Jeannette Walls grew up with three siblings, an alcoholic father who drank every dime he made, and an artistic mother who made it very clear to her children that she blamed them for her lack of success. They often moved in the middle of the night — to flee the FBI, according to her father — and spent years in hard poverty. Throughout it all, Jeannette and her siblings banded together to care for each other, and drag each out of the messes that their parents constantly created.
“I wanted to let the world know that no one had a perfect life, that even people who seemed to have it all had their secrets.”
Walls divides the books into a few sections. The majority of her childhood existed in the desert — New Mexico, California — and then her parents moved them to a tiny coal-mining town in West Virginia called Welch. She and her siblings had very little “parenting” growing up. Her father would disappear drinking for days at a time, returning only when he ran out of money. Her mother, focused on her painting, told her children that she would not coddle them — coddling, to her, including cooking for them and helping them when they were injured.

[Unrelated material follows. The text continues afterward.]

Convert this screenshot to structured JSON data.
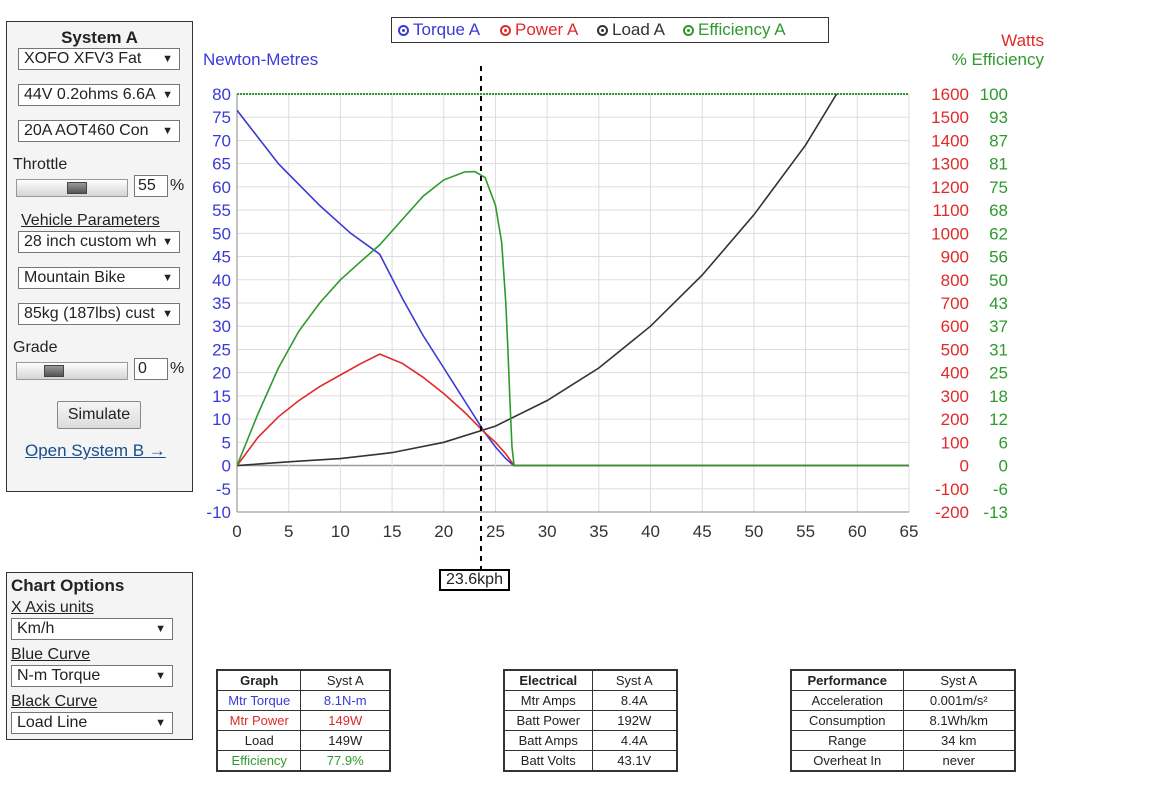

As a result, Jeannette burned herself badly while cooking herself hot dogs at the age of 3. Her parents removed her from the hospital after a few days because they don’t believe modern medicine can truly help a person heal. Their home in Welch rarely had power, had no running water, and everyone slept in a pile to stay warm. Even when her parents worked, they never had any money. They were talented, for sure — Jeannette’s mother painted and drew; her father could fix anything and used his knowledge of physics to hustle pool. But these two people were fundamentally broken in some way, and their children spent years trying to overcome that upbringing (to various degrees of success)
This memoir reminded me a lot of Kimberly Rae Miller’s Coming Clean, in which her hoarder parents — obviously very intelligent people with some sort of deep mental issue that no one ever addressed. Jeannette bookends the story with her current life in New York City — a life that occasionally includes spotting her now-homeless parents scrounging for food in the dumpster. When their children escaped to New York City one by one, the Wallses followed — but continued to live their lives on their own terms.
It’s a sad book, but one full of Jeannette’s humor and attempt to better things around her. It’s wonderful to see how she, her brother and her older sister overcame their lack of schooling and other opportunities growing up. But it’s hard to find out what happens to the youngest sister, and of course to see how her parents continued to live, even after their successful children reached out to them again and again.